The developers of the T2 Linux project, which is developing a package manager and platform for creating Linux distributions, have announced the restoration of support for the XAA (XFree86 Acceleration Architecture) 2D acceleration architecture in the X.Org Server, developed in 1996 for hardware acceleration of 2D graphics operations in the X server. Support for XAA was removed from the X server back in 2012 after most current DDX drivers transitioned to EXA, SNA, GLAMOR, or UXA architectures.

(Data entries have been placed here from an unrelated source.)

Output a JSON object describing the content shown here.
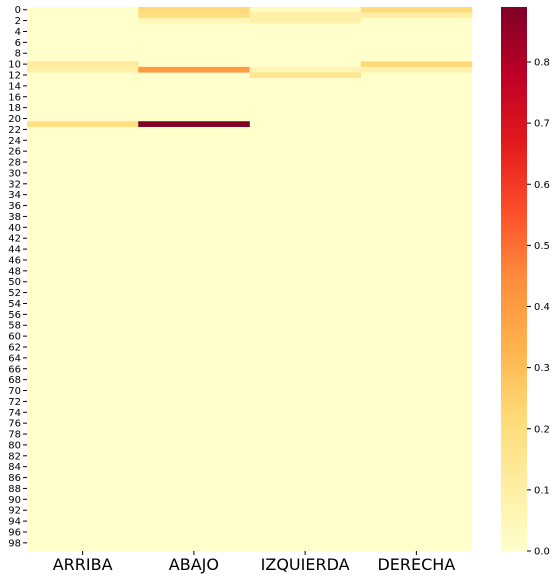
{
  "chart_data": {
    "type": "heatmap",
    "colormap": "YlOrRd",
    "columns": [
      "ARRIBA",
      "ABAJO",
      "IZQUIERDA",
      "DERECHA"
    ],
    "rows": {
      "start": 0,
      "end": 99
    },
    "y_tick_labels": [
      "0",
      "2",
      "4",
      "6",
      "8",
      "10",
      "12",
      "14",
      "16",
      "18",
      "20",
      "22",
      "24",
      "26",
      "28",
      "30",
      "32",
      "34",
      "36",
      "38",
      "40",
      "42",
      "44",
      "46",
      "48",
      "50",
      "52",
      "54",
      "56",
      "58",
      "60",
      "62",
      "64",
      "66",
      "68",
      "70",
      "72",
      "74",
      "76",
      "78",
      "80",
      "82",
      "84",
      "86",
      "88",
      "90",
      "92",
      "94",
      "96",
      "98"
    ],
    "colorbar": {
      "vmin": 0.0,
      "vmax": 0.89,
      "tick_labels": [
        "0.0",
        "0.1",
        "0.2",
        "0.3",
        "0.4",
        "0.5",
        "0.6",
        "0.7",
        "0.8"
      ]
    },
    "nonzero_cells": [
      {
        "row": 0,
        "col": "ABAJO",
        "value": 0.22
      },
      {
        "row": 1,
        "col": "ABAJO",
        "value": 0.19
      },
      {
        "row": 2,
        "col": "ABAJO",
        "value": 0.05
      },
      {
        "row": 0,
        "col": "IZQUIERDA",
        "value": 0.04
      },
      {
        "row": 1,
        "col": "IZQUIERDA",
        "value": 0.09
      },
      {
        "row": 2,
        "col": "IZQUIERDA",
        "value": 0.09
      },
      {
        "row": 0,
        "col": "DERECHA",
        "value": 0.21
      },
      {
        "row": 1,
        "col": "DERECHA",
        "value": 0.1
      },
      {
        "row": 10,
        "col": "ARRIBA",
        "value": 0.12
      },
      {
        "row": 11,
        "col": "ARRIBA",
        "value": 0.09
      },
      {
        "row": 11,
        "col": "ABAJO",
        "value": 0.4
      },
      {
        "row": 11,
        "col": "IZQUIERDA",
        "value": 0.06
      },
      {
        "row": 12,
        "col": "IZQUIERDA",
        "value": 0.15
      },
      {
        "row": 10,
        "col": "DERECHA",
        "value": 0.22
      },
      {
        "row": 11,
        "col": "DERECHA",
        "value": 0.08
      },
      {
        "row": 21,
        "col": "ARRIBA",
        "value": 0.19
      },
      {
        "row": 21,
        "col": "ABAJO",
        "value": 0.89
      }
    ],
    "grid": false,
    "legend": "colorbar-right"
  }
}
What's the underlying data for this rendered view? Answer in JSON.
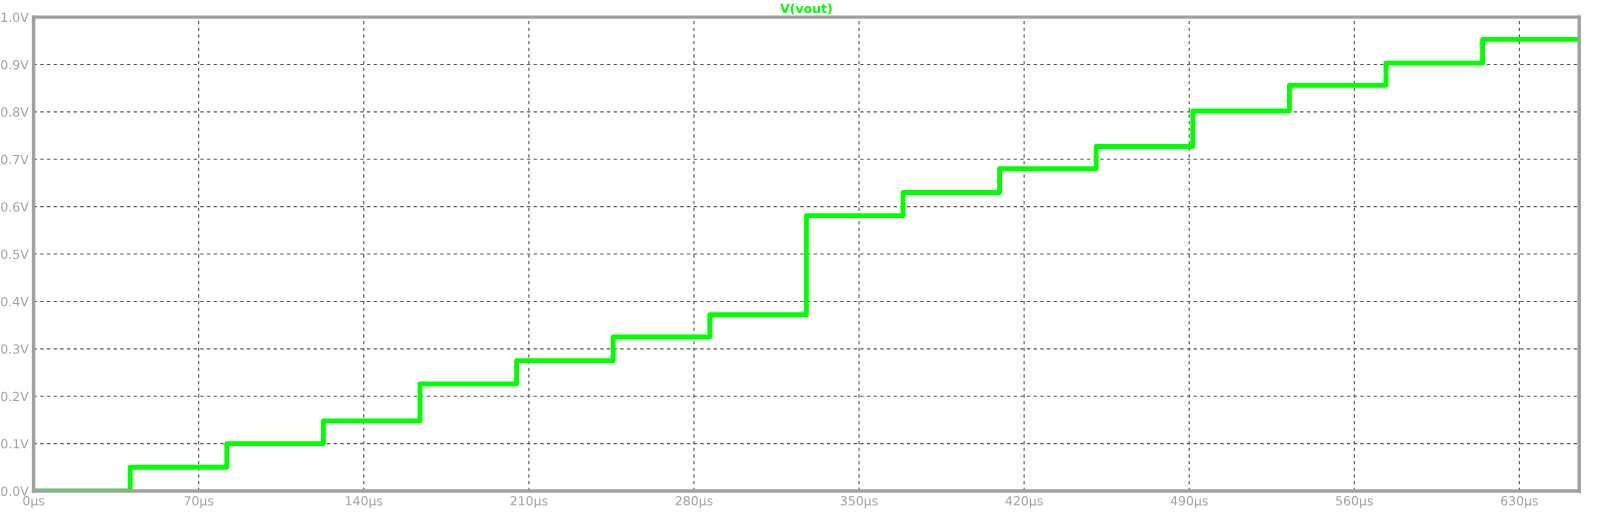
{
  "chart_data": {
    "type": "step",
    "title": "V(vout)",
    "x": [
      0,
      40.96,
      81.92,
      122.88,
      163.84,
      204.8,
      245.76,
      286.72,
      327.68,
      368.64,
      409.6,
      450.56,
      491.52,
      532.48,
      573.44,
      614.4,
      655.36
    ],
    "series": [
      {
        "color": "#00ff00",
        "values": [
          0,
          0.05,
          0.1,
          0.148,
          0.226,
          0.275,
          0.325,
          0.372,
          0.581,
          0.63,
          0.68,
          0.727,
          0.802,
          0.856,
          0.903,
          0.953,
          0.953
        ]
      }
    ],
    "xlim": [
      0,
      655.36
    ],
    "xticks": [
      {
        "value": 0,
        "label": "0µs"
      },
      {
        "value": 70,
        "label": "70µs"
      },
      {
        "value": 140,
        "label": "140µs"
      },
      {
        "value": 210,
        "label": "210µs"
      },
      {
        "value": 280,
        "label": "280µs"
      },
      {
        "value": 350,
        "label": "350µs"
      },
      {
        "value": 420,
        "label": "420µs"
      },
      {
        "value": 490,
        "label": "490µs"
      },
      {
        "value": 560,
        "label": "560µs"
      },
      {
        "value": 630,
        "label": "630µs"
      }
    ],
    "ylim": [
      0,
      1.0
    ],
    "yticks": [
      {
        "value": 0,
        "label": "0.0V"
      },
      {
        "value": 0.1,
        "label": "0.1V"
      },
      {
        "value": 0.2,
        "label": "0.2V"
      },
      {
        "value": 0.3,
        "label": "0.3V"
      },
      {
        "value": 0.4,
        "label": "0.4V"
      },
      {
        "value": 0.5,
        "label": "0.5V"
      },
      {
        "value": 0.6,
        "label": "0.6V"
      },
      {
        "value": 0.7,
        "label": "0.7V"
      },
      {
        "value": 0.8,
        "label": "0.8V"
      },
      {
        "value": 0.9,
        "label": "0.9V"
      },
      {
        "value": 1.0,
        "label": "1.0V"
      }
    ],
    "grid": true,
    "line_style": "solid",
    "marker": "none"
  }
}
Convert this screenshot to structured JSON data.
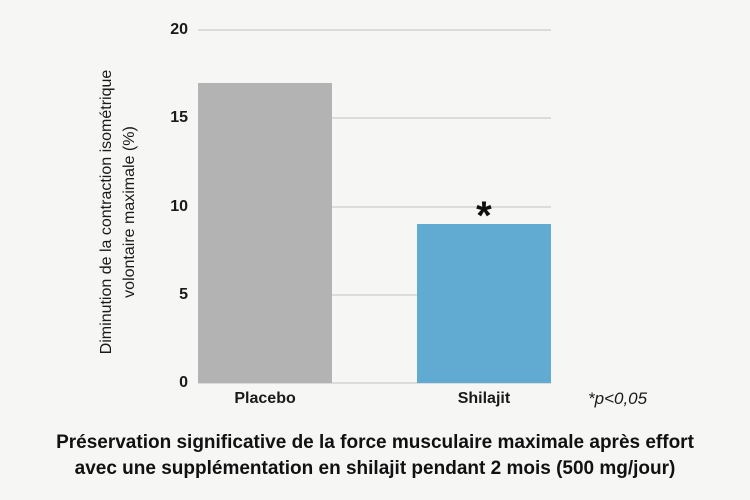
{
  "figure": {
    "background": "#f6f6f5",
    "gridline_color": "#dcdcdc"
  },
  "chart_data": {
    "type": "bar",
    "categories": [
      "Placebo",
      "Shilajit"
    ],
    "values": [
      17,
      9
    ],
    "bar_colors": [
      "#b3b3b3",
      "#61abd2"
    ],
    "ylabel": "Diminution de la contraction isométrique volontaire maximale (%)",
    "ylabel_lines": [
      "Diminution de la contraction isométrique",
      "volontaire maximale (%)"
    ],
    "xlabel": "",
    "title": "",
    "ylim": [
      0,
      20
    ],
    "yticks": [
      0,
      5,
      10,
      15,
      20
    ],
    "grid": "horizontal",
    "legend": "none",
    "significance": {
      "category": "Shilajit",
      "marker": "*",
      "note": "*p<0,05"
    }
  },
  "caption": {
    "lines": [
      "Préservation significative de la force musculaire maximale après effort",
      "avec une supplémentation en shilajit pendant 2 mois (500 mg/jour)"
    ]
  }
}
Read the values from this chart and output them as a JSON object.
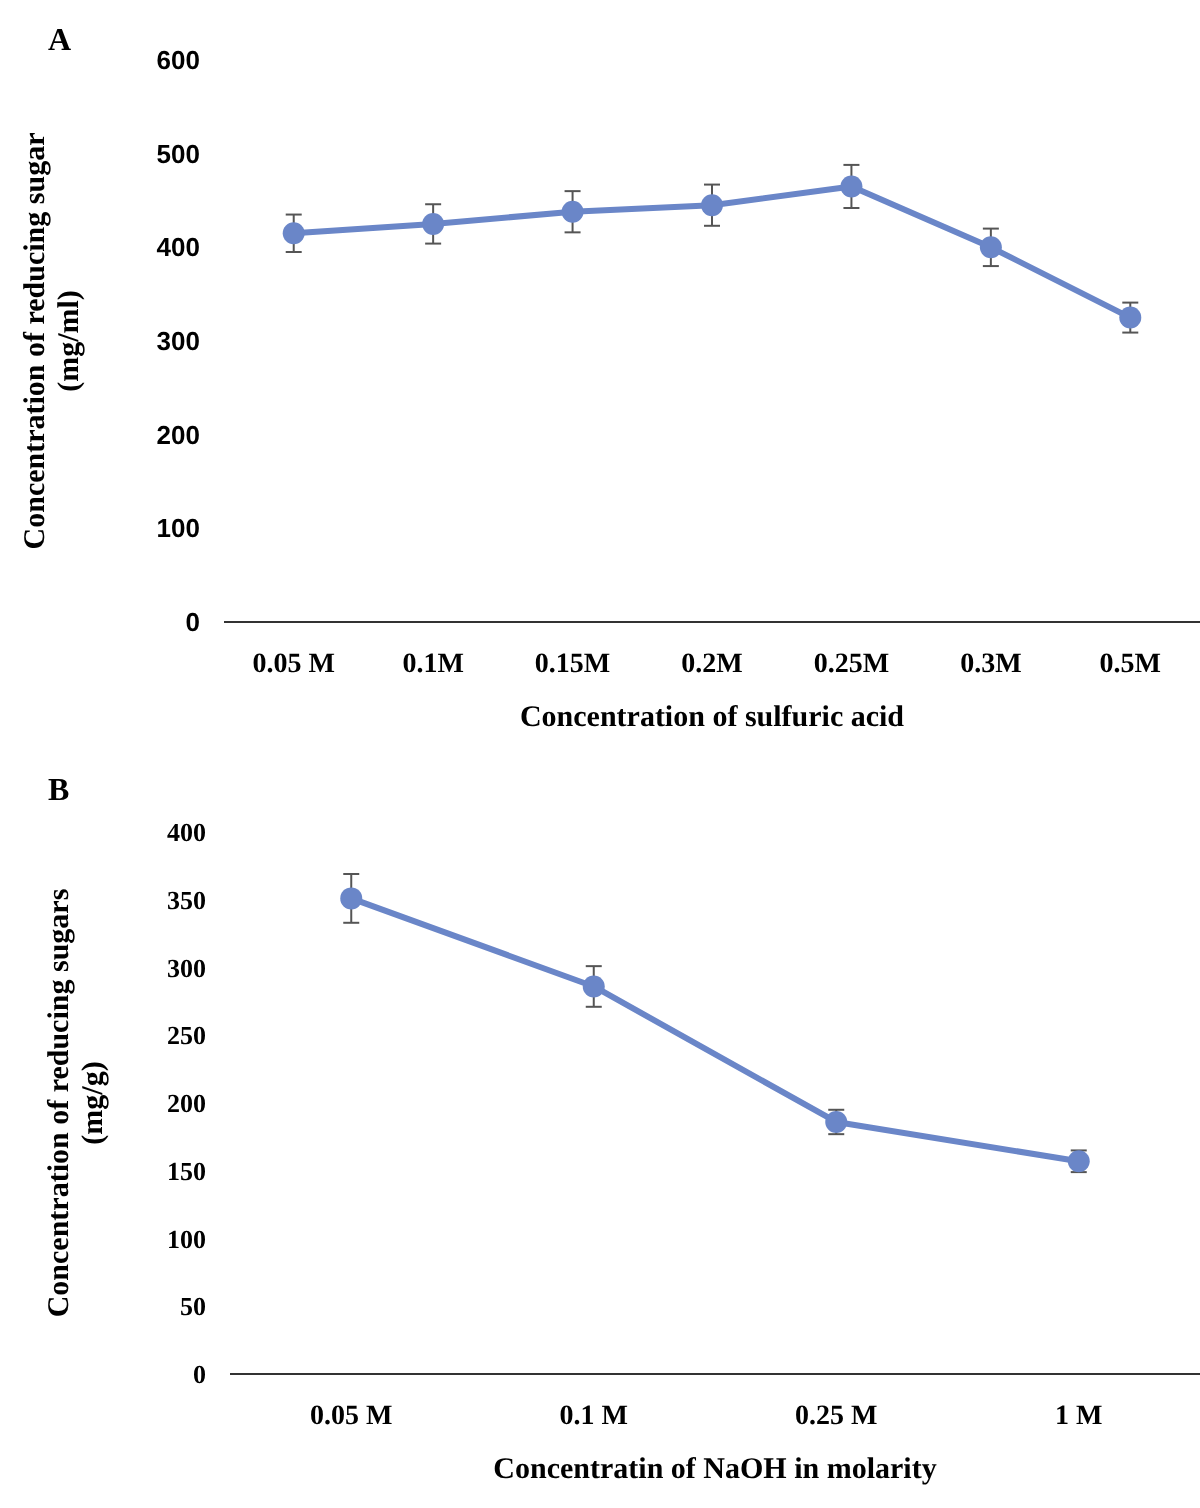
{
  "chart_data": [
    {
      "type": "line",
      "title": "A",
      "xlabel": "Concentration of sulfuric acid",
      "ylabel": "Concentration of reducing sugar\n(mg/ml)",
      "categories": [
        "0.05 M",
        "0.1M",
        "0.15M",
        "0.2M",
        "0.25M",
        "0.3M",
        "0.5M"
      ],
      "series": [
        {
          "color": "#6a86c8",
          "values": [
            415,
            425,
            438,
            445,
            465,
            400,
            325
          ],
          "errors": [
            20,
            21,
            22,
            22,
            23,
            20,
            16
          ]
        }
      ],
      "ylim": [
        0,
        600
      ],
      "yticks": [
        0,
        100,
        200,
        300,
        400,
        500,
        600
      ],
      "grid": false,
      "marker": "circle",
      "line_style": "solid"
    },
    {
      "type": "line",
      "title": "B",
      "xlabel": "Concentratin of NaOH in molarity",
      "ylabel": "Concentration of reducing sugars\n(mg/g)",
      "categories": [
        "0.05 M",
        "0.1 M",
        "0.25 M",
        "1 M"
      ],
      "series": [
        {
          "color": "#6a86c8",
          "values": [
            351,
            286,
            186,
            157
          ],
          "errors": [
            18,
            15,
            9,
            8
          ]
        }
      ],
      "ylim": [
        0,
        400
      ],
      "yticks": [
        0,
        50,
        100,
        150,
        200,
        250,
        300,
        350,
        400
      ],
      "grid": false,
      "marker": "circle",
      "line_style": "solid"
    }
  ]
}
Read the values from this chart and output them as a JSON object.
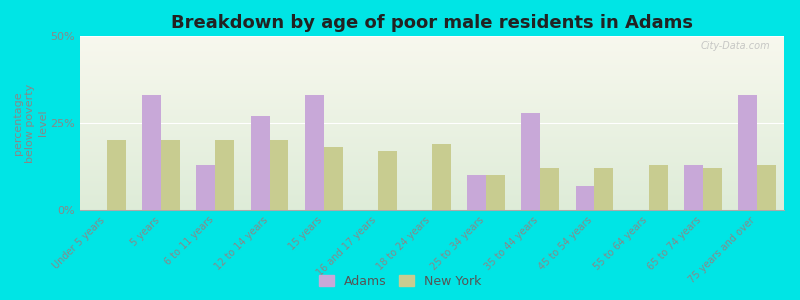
{
  "title": "Breakdown by age of poor male residents in Adams",
  "ylabel": "percentage\nbelow poverty\nlevel",
  "categories": [
    "Under 5 years",
    "5 years",
    "6 to 11 years",
    "12 to 14 years",
    "15 years",
    "16 and 17 years",
    "18 to 24 years",
    "25 to 34 years",
    "35 to 44 years",
    "45 to 54 years",
    "55 to 64 years",
    "65 to 74 years",
    "75 years and over"
  ],
  "adams_values": [
    0,
    33.0,
    13.0,
    27.0,
    33.0,
    0,
    0,
    10.0,
    28.0,
    7.0,
    0,
    13.0,
    33.0
  ],
  "ny_values": [
    20.0,
    20.0,
    20.0,
    20.0,
    18.0,
    17.0,
    19.0,
    10.0,
    12.0,
    12.0,
    13.0,
    12.0,
    13.0
  ],
  "adams_color": "#c8a8d8",
  "ny_color": "#c8cc90",
  "outer_bg": "#00e5e5",
  "plot_bg_top": "#f8f8ee",
  "plot_bg_bottom": "#deecd8",
  "ylim": [
    0,
    50
  ],
  "yticks": [
    0,
    25,
    50
  ],
  "ytick_labels": [
    "0%",
    "25%",
    "50%"
  ],
  "bar_width": 0.35,
  "title_fontsize": 13,
  "label_fontsize": 7.0,
  "axis_fontsize": 8,
  "legend_fontsize": 9,
  "watermark": "City-Data.com"
}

The restoration of XAA support was carried out with the aim of speeding up the operation of the distribution on vintage and retro systems, as well as on classic workstations that were shipped with Unix systems. The restoration made it possible to bring back the ability to use 2D acceleration on systems with very old video cards, for which software rendering had to be used since DDX drivers for these video cards do not support current acceleration architectures.
The reinstated XAA support has been tested with video cards such as ATi Mach-64, ATi Rage-128, SiS, Trident, Cirrus, Matrox (Millennium/G450), Permedia2, Tseng ET6000, and Sun Creator/Elite 3D. It is noted that the use of XAA has enabled smoother window movement, reduced CPU load, and ensured correct framebuffer support in TrueColor mode (24-bit per color channel).